In general no huge new revelations about anything that wasn't known before (just not publicised much or brushed under the carpet by leftist academics and various fanboys of Moscow). Much of what was known or suspected to be true about Stalin's active pursuit of a European war to weaken his adversaries and prepare the ground for expansion already having been actively denounced by Moscow and its fellow travellers and fanboys. However, the level of detail in this book that McMeekin has laid out with his extensive archival research is very difficult to denounce

I must admit that I have been quite blown away by the amount of aid that was provided by the USA to the USSR (even before Barbarossa commenced) on terms far more generous than those given to the UK. Not only that but the free hand given to Soviet war materiel requisitioners in the US was truly shocking. Completely unreciprocated by Stalin.

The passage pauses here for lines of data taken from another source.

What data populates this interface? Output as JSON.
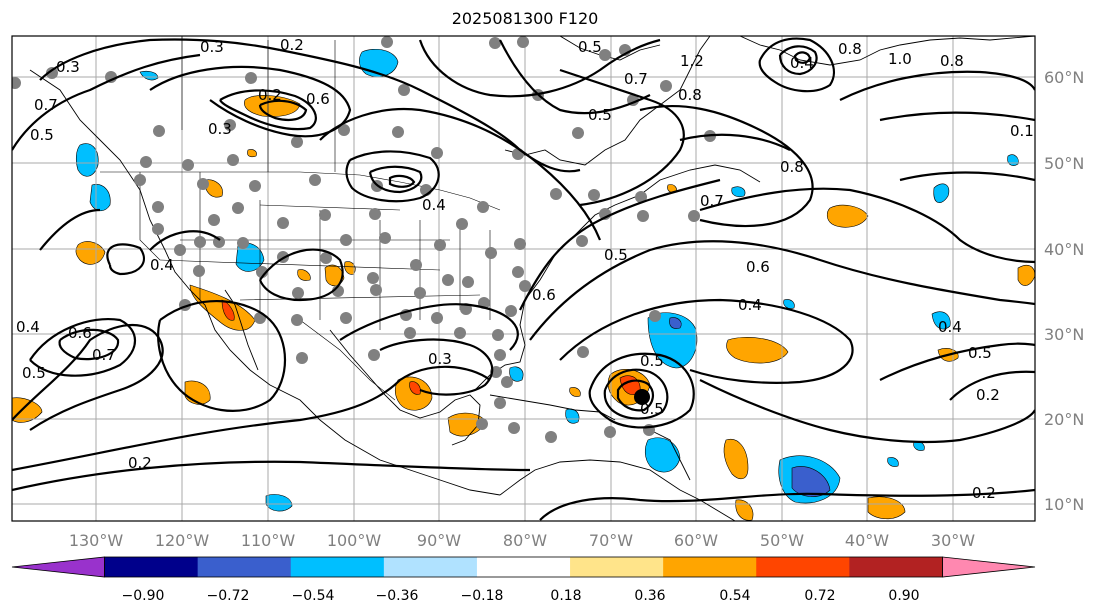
{
  "title": "2025081300 F120",
  "lon_labels": [
    "130°W",
    "120°W",
    "110°W",
    "100°W",
    "90°W",
    "80°W",
    "70°W",
    "60°W",
    "50°W",
    "40°W",
    "30°W"
  ],
  "lat_labels": [
    "60°N",
    "50°N",
    "40°N",
    "30°N",
    "20°N",
    "10°N"
  ],
  "colorbar": {
    "ticks": [
      "−0.90",
      "−0.72",
      "−0.54",
      "−0.36",
      "−0.18",
      "0.18",
      "0.36",
      "0.54",
      "0.72",
      "0.90"
    ],
    "colors": [
      "#9932cc",
      "#00008b",
      "#3a5fcd",
      "#00bfff",
      "#b0e2ff",
      "#ffffff",
      "#ffe48a",
      "#ffa500",
      "#ff4500",
      "#b22222",
      "#ff88b0"
    ]
  },
  "contour_labels": [
    "0.3",
    "0.2",
    "0.5",
    "0.3",
    "0.2",
    "0.6",
    "0.7",
    "0.3",
    "0.5",
    "0.4",
    "0.6",
    "0.5",
    "0.7",
    "0.3",
    "0.2",
    "0.4",
    "0.6",
    "0.5",
    "0.4",
    "0.5",
    "0.8",
    "0.7",
    "0.8",
    "0.8",
    "1.0",
    "0.4",
    "1.2",
    "0.8",
    "0.7",
    "0.5",
    "0.6",
    "0.4",
    "0.4",
    "0.5",
    "0.2",
    "0.2",
    "0.1",
    "0.5"
  ]
}
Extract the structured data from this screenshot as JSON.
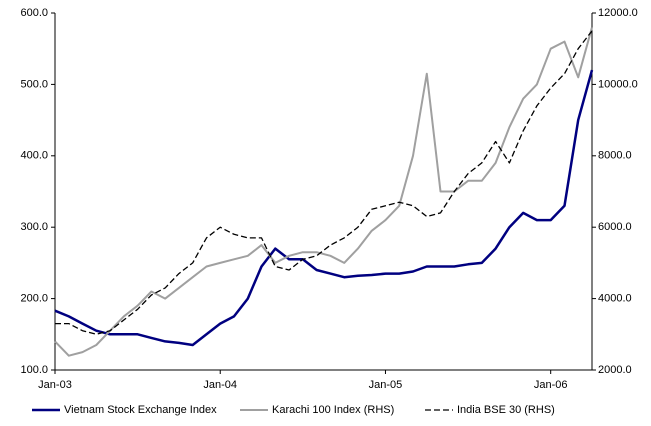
{
  "chart_data": {
    "type": "line",
    "x": [
      "2003-01",
      "2003-02",
      "2003-03",
      "2003-04",
      "2003-05",
      "2003-06",
      "2003-07",
      "2003-08",
      "2003-09",
      "2003-10",
      "2003-11",
      "2003-12",
      "2004-01",
      "2004-02",
      "2004-03",
      "2004-04",
      "2004-05",
      "2004-06",
      "2004-07",
      "2004-08",
      "2004-09",
      "2004-10",
      "2004-11",
      "2004-12",
      "2005-01",
      "2005-02",
      "2005-03",
      "2005-04",
      "2005-05",
      "2005-06",
      "2005-07",
      "2005-08",
      "2005-09",
      "2005-10",
      "2005-11",
      "2005-12",
      "2006-01",
      "2006-02",
      "2006-03",
      "2006-04"
    ],
    "xlim": [
      "2003-01",
      "2006-04"
    ],
    "xticks": [
      {
        "value": "2003-01",
        "label": "Jan-03"
      },
      {
        "value": "2004-01",
        "label": "Jan-04"
      },
      {
        "value": "2005-01",
        "label": "Jan-05"
      },
      {
        "value": "2006-01",
        "label": "Jan-06"
      }
    ],
    "ylim": [
      100,
      600
    ],
    "yticks": [
      {
        "value": 100,
        "label": "100.0"
      },
      {
        "value": 200,
        "label": "200.0"
      },
      {
        "value": 300,
        "label": "300.0"
      },
      {
        "value": 400,
        "label": "400.0"
      },
      {
        "value": 500,
        "label": "500.0"
      },
      {
        "value": 600,
        "label": "600.0"
      }
    ],
    "y2lim": [
      2000,
      12000
    ],
    "y2ticks": [
      {
        "value": 2000,
        "label": "2000.0"
      },
      {
        "value": 4000,
        "label": "4000.0"
      },
      {
        "value": 6000,
        "label": "6000.0"
      },
      {
        "value": 8000,
        "label": "8000.0"
      },
      {
        "value": 10000,
        "label": "10000.0"
      },
      {
        "value": 12000,
        "label": "12000.0"
      }
    ],
    "grid": false,
    "legend": "bottom",
    "series": [
      {
        "name": "Vietnam Stock Exchange Index",
        "color": "#000080",
        "values": [
          183,
          175,
          165,
          155,
          150,
          150,
          150,
          145,
          140,
          138,
          135,
          150,
          165,
          175,
          200,
          245,
          270,
          255,
          255,
          240,
          235,
          230,
          232,
          233,
          235,
          235,
          238,
          245,
          245,
          245,
          248,
          250,
          270,
          300,
          320,
          310,
          310,
          330,
          450,
          520
        ]
      },
      {
        "name": "Karachi 100 Index (RHS)",
        "color": "#a0a0a0",
        "axis": "y2",
        "values": [
          2800,
          2400,
          2500,
          2700,
          3100,
          3500,
          3800,
          4200,
          4000,
          4300,
          4600,
          4900,
          5000,
          5100,
          5200,
          5500,
          5000,
          5200,
          5300,
          5300,
          5200,
          5000,
          5400,
          5900,
          6200,
          6600,
          8000,
          10300,
          7000,
          7000,
          7300,
          7300,
          7800,
          8800,
          9600,
          10000,
          11000,
          11200,
          10200,
          11600
        ]
      },
      {
        "name": "India BSE 30 (RHS)",
        "color": "#000000",
        "axis": "y2",
        "dash": true,
        "values": [
          3300,
          3300,
          3100,
          3000,
          3100,
          3400,
          3700,
          4100,
          4300,
          4700,
          5000,
          5700,
          6000,
          5800,
          5700,
          5700,
          4900,
          4800,
          5100,
          5200,
          5500,
          5700,
          6000,
          6500,
          6600,
          6700,
          6600,
          6300,
          6400,
          7000,
          7500,
          7800,
          8400,
          7800,
          8700,
          9400,
          9900,
          10300,
          11000,
          11500
        ]
      }
    ]
  }
}
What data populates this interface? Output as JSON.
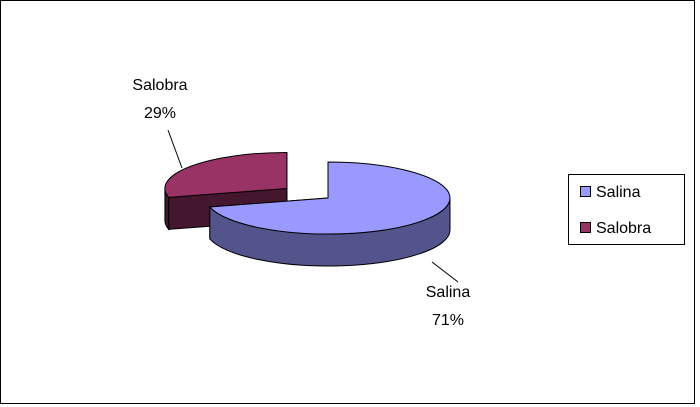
{
  "chart_data": {
    "type": "pie",
    "three_d": true,
    "categories": [
      "Salina",
      "Salobra"
    ],
    "values": [
      71,
      29
    ],
    "value_labels": [
      "71%",
      "29%"
    ],
    "colors": [
      "#9999ff",
      "#993366"
    ],
    "legend": "right"
  }
}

It's amazing the combination of altruistic naivety and Soviet penetration and influence that affected Roosevelt's decision making and US policy in general and the largesse and confidence bestowed respectively on and in the Soviets; especially vis-a-vis the stringent conditions applied to UK lend-lease and the mistrust of Churchill and Britain in general by the USA despite our so-called "special relationship".

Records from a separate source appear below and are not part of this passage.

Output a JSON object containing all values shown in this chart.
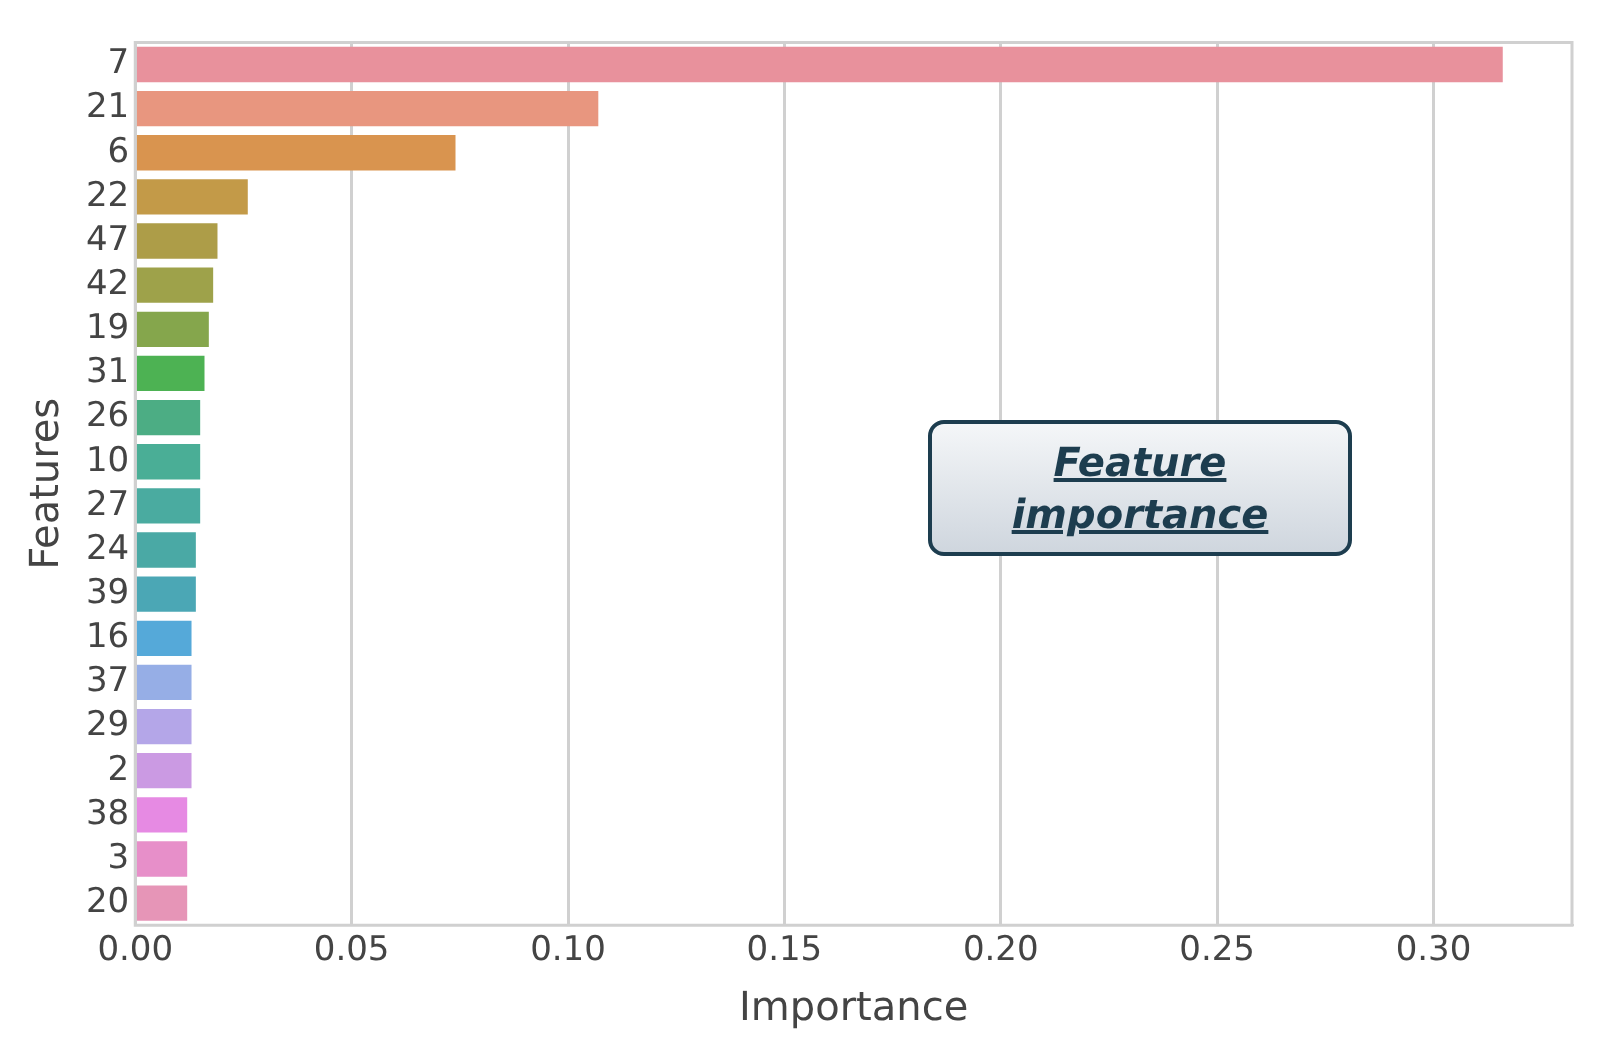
{
  "chart_data": {
    "type": "bar",
    "orientation": "horizontal",
    "xlabel": "Importance",
    "ylabel": "Features",
    "categories": [
      "7",
      "21",
      "6",
      "22",
      "47",
      "42",
      "19",
      "31",
      "26",
      "10",
      "27",
      "24",
      "39",
      "16",
      "37",
      "29",
      "2",
      "38",
      "3",
      "20"
    ],
    "values": [
      0.316,
      0.107,
      0.074,
      0.026,
      0.019,
      0.018,
      0.017,
      0.016,
      0.015,
      0.015,
      0.015,
      0.014,
      0.014,
      0.013,
      0.013,
      0.013,
      0.013,
      0.012,
      0.012,
      0.012
    ],
    "colors": [
      "#e8919c",
      "#e8967f",
      "#d9944f",
      "#c39a48",
      "#ad9d48",
      "#9ea24a",
      "#85a64c",
      "#4db253",
      "#4cad84",
      "#4aae96",
      "#4aaba0",
      "#4aa9a5",
      "#4ba7b5",
      "#55a9d9",
      "#96aee6",
      "#b4a6e8",
      "#cb9ae3",
      "#e68ae3",
      "#e78fc9",
      "#e695b7"
    ],
    "xlim": [
      0,
      0.332
    ],
    "xticks": [
      {
        "value": 0,
        "label": "0.00"
      },
      {
        "value": 0.05,
        "label": "0.05"
      },
      {
        "value": 0.1,
        "label": "0.10"
      },
      {
        "value": 0.15,
        "label": "0.15"
      },
      {
        "value": 0.2,
        "label": "0.20"
      },
      {
        "value": 0.25,
        "label": "0.25"
      },
      {
        "value": 0.3,
        "label": "0.30"
      }
    ],
    "grid": "x",
    "annotations": [
      "Feature importance"
    ]
  }
}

There is a clear and logical, continuous direction and thrust to Moscow's policies and aims before 1939, in the periods 1939-41 and 1941-45 and thereafter, despite its shifting alliances. Maximum territorial aggrandisement, maximum control over adjacent countries. Minimum actual cooperation with erstwhile allies unless under duress. Nothing was viewed as mutually beneficial, everything was viewed through the lens of greatest potential benefit to Moscow.

Churchill comes across as having his freedom of action curtailed and boxed in comprehensively by Roosevelt agreeing with Stalin, despite his strenuous efforts to set the agenda. But several of his policy decisions are also exposed as dangerously accommodating to Stalin, some of this was due to direct Soviet penetration of British Intelligence and indirect Soviet influence through naive fellow-travellers.

One of the genuine revelations of the book, is the very near possibility of Britain and France going to war against the Soviet Union in early 1940, due to Moscow's huge economic assistance to Germany. McMeekin demonstrates that the Blizkrieg against France was fuelled by Soviet oil from the Caucasus fields. Had the western allies bombed Baku as per drawn-up plans, this may have completely changed the Battle for France.

All in all a very interesting book and one which is highly relevant to taday as the current neo-Tsar (and huge fan of Stalin) ratchets up the tension from Moscow.